Monday, April 26, 2010

Bien-être

Have I mentioned I wish I were French...they get to eat the most heavy, rich and delicious meals while living in the most beautiful country in the world and they only work 25 hours a week. I am a firm believer that their food habits - small portions packed with flavor- is what makes the French so beautiful.

Inspired on a strangely chilly Monday in April, I sought out a meal that would warm the soul and thrill the tastebuds. The stuffed mushrooms were just decadent enough to make a mushroom-ambivalent lady keep begging for more; and homemade french onion soup, well, is just about as good as it gets. I paired this meal with a nice baby green salad with carrots, yellow bell pepper, croutons, and honey mustard dressing. It certainly treated me right, and accompanied by a glass of wine and The African Queen, I couldn't have been more pleased.

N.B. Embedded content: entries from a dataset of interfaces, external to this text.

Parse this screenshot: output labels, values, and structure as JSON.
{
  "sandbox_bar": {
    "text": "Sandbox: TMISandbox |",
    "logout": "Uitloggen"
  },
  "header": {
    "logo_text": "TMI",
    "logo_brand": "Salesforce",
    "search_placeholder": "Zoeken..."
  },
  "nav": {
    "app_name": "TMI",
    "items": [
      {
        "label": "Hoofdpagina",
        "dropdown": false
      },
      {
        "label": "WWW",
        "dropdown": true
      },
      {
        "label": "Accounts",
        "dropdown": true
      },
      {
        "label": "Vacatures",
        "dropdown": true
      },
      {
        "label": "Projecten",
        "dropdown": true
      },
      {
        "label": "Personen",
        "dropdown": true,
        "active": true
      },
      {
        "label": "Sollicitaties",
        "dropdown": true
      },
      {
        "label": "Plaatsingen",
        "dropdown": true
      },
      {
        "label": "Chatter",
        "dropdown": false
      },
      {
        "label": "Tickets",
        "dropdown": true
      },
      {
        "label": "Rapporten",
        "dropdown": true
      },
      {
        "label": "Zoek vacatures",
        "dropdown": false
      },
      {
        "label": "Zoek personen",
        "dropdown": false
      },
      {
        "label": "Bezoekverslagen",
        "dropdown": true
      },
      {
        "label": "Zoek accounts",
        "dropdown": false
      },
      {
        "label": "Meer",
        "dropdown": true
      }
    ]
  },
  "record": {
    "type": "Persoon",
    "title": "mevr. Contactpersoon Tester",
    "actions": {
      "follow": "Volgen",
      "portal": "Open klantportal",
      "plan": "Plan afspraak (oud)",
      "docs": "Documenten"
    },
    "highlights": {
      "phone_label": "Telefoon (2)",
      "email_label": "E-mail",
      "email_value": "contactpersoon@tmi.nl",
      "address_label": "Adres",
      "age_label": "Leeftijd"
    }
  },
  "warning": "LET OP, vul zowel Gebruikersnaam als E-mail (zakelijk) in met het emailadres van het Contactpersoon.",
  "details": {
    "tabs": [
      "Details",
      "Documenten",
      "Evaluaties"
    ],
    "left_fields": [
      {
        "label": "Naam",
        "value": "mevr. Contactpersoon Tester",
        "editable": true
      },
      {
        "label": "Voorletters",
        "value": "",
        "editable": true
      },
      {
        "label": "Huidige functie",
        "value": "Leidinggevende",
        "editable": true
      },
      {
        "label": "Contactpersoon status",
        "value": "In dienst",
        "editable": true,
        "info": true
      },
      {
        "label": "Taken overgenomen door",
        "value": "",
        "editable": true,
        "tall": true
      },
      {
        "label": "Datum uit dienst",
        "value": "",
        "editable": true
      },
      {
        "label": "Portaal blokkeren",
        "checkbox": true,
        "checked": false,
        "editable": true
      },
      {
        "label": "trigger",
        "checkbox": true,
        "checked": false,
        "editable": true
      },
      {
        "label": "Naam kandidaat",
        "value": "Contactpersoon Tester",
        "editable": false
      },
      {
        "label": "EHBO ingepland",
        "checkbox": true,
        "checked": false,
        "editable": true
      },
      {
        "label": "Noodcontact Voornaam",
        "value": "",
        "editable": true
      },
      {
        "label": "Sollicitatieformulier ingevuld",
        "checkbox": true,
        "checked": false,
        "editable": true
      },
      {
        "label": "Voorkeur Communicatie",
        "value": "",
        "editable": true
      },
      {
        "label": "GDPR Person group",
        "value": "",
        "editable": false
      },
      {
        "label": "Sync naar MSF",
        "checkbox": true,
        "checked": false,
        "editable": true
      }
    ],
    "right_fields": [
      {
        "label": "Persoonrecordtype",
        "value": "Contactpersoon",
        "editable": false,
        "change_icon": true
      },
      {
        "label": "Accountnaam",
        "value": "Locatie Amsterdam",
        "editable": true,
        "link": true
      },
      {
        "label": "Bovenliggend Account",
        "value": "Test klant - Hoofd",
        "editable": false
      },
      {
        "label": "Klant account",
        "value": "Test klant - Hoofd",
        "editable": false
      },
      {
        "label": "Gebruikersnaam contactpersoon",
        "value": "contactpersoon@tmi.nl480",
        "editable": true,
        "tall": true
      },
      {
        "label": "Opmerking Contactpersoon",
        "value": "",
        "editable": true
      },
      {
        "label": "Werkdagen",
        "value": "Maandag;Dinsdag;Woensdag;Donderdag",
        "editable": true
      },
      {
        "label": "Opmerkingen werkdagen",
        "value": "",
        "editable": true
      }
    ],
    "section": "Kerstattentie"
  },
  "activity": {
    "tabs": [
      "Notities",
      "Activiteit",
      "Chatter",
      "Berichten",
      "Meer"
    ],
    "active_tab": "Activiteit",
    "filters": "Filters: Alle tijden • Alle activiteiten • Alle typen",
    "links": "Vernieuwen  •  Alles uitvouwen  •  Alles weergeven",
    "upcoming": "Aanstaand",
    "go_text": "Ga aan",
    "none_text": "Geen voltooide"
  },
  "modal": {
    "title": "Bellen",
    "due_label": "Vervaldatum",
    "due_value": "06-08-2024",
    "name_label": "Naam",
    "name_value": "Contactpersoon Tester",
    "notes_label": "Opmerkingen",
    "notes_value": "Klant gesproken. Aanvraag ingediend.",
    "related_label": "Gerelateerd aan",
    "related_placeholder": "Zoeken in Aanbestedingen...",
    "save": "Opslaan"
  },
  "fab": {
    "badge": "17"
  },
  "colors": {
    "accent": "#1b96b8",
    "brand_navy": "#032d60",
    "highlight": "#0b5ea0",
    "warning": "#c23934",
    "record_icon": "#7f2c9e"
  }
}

...and of course any excuse to break out the Creme Brulee torch is a good one!


 
Stuffed Mushrooms, by The Pioneer Woman
  • 24 oz. White Button Mushrooms
  • ⅓ lb. Hot Pork Sausage
  • ½ whole Medium Onion, Finely Diced
  • 4 cloves Garlic, Finely Minced
  • ⅓ cups Dry White Wine
  • 8 oz. Cream Cheese
  • 1 whole Egg Yolk
  • ¾ cups Parmesan Cheese, Grated
  • Salt And Pepper, to taste
Directions

1. Wash off your mushrooms and pop out (or cut out, as sometimes this is harder than it sounds) the stems. You will use both parts.
2. Chop the mushroom stems into fine pieces.
3. Brown and crumble the sausage. Remove the sausage to cool but don't clean out the pan.
4. Cook the onions and garlic for about two minutes over medium low heat in the sausage pan.
5. Deglaze the pan with wine, scraping up the good browned stuff and allow the liquid to evaporate.
6. Add the chopped mushroom stems and cook for two minutes. Add salt and pepper to taste. Set aside to cool.
7. In a bowl, combine cream cheese and egg yolk. Stir together with Parmesan cheese.
8. Add the cooled sausage and mushroom stems. Stir it all together and refrigerate for about 15 minutes or until it's firmed up a little.
9. Spoon the mixture into the cavity of each mushroom so that it goes about the top some.
10. Bake at 350 degrees for 15 to 25 minutes, or until golden brown.Allow to rest 10 minutes before serving.



French Onion Soup
  • 4 large onions, sliced
  • 2oz. slab of bacon cut into 1/2 inch cubes (If you can't find that, I just used cut bacon, about 6-8 strips. If you get the rind on, cut that off and fry that up too to put in the pot for flavor. And take it out later.)
  • Bouquet Garni (4 sprigs of Thyme, 4 sprigs of Rosemary, and 3 Bay Leaves tied together with twine or thread)
  • 4 cups chicken stock, make your own!!! or use the low sodium canned variety like I did because I'm not one who plans ahead very well when it comes to food inspiration
  • Salt, Pepper to taste
  • 1 baguette
  • 8oz. Gruyere or Swiss

Directions
1. Caramelize those bad boy onions until your house in so full of onion particles all your roommates are sniveling but it smells so sweet. Most importantly, use a NON non-stick pan and don't push them around too much. Let them get nice and evenly brown.
2. Meanwhile, cook up the bacon and rind in a frying pan until they are about half-cooked. Then save them on a plate. (When I did this recipe I just threw them in raw and they didn't get cooked. The flavor they added was nice, but it was sad to take them out and not eat them.)
3. If you have a glorious large dutch onion, you can carmelize your onions all in one pot, but if you are like me, you will transfer the onions to a bigger pot to commence with the soup. If you do this, be sure to pour a little stock into the onion pan to deglaze and get up all that brown goodness. They pour it all into the soup pot.
4. Add the rest of the stock, the bacon and the bouquet garni. Bring to a boil. Then, bring down to a simmer for about 40 minutes.
5. Meanwhile, cut your baguette into circles about 1/2 inch thick. Brush some olive oil on top and stick them in the oven until golden brown and a little crispy.
6. Shred the cheese, and remember don't skimp on the cheese - that melted goodness will treat you good.
7. Taste the soup every 10 minutes or so and starting after 20 minutes, you may slowly season with salt and pepper.
8. When the soup is done, pour servings into ovenproof bowls if you will use the broiler to melt the cheese, or into any old bowls if you will use a Creme Brulee torch. Place two bread circles on the soup and cover with shredded cheese. Broil or torch until it bubbles and turns a nice golden brown in spots.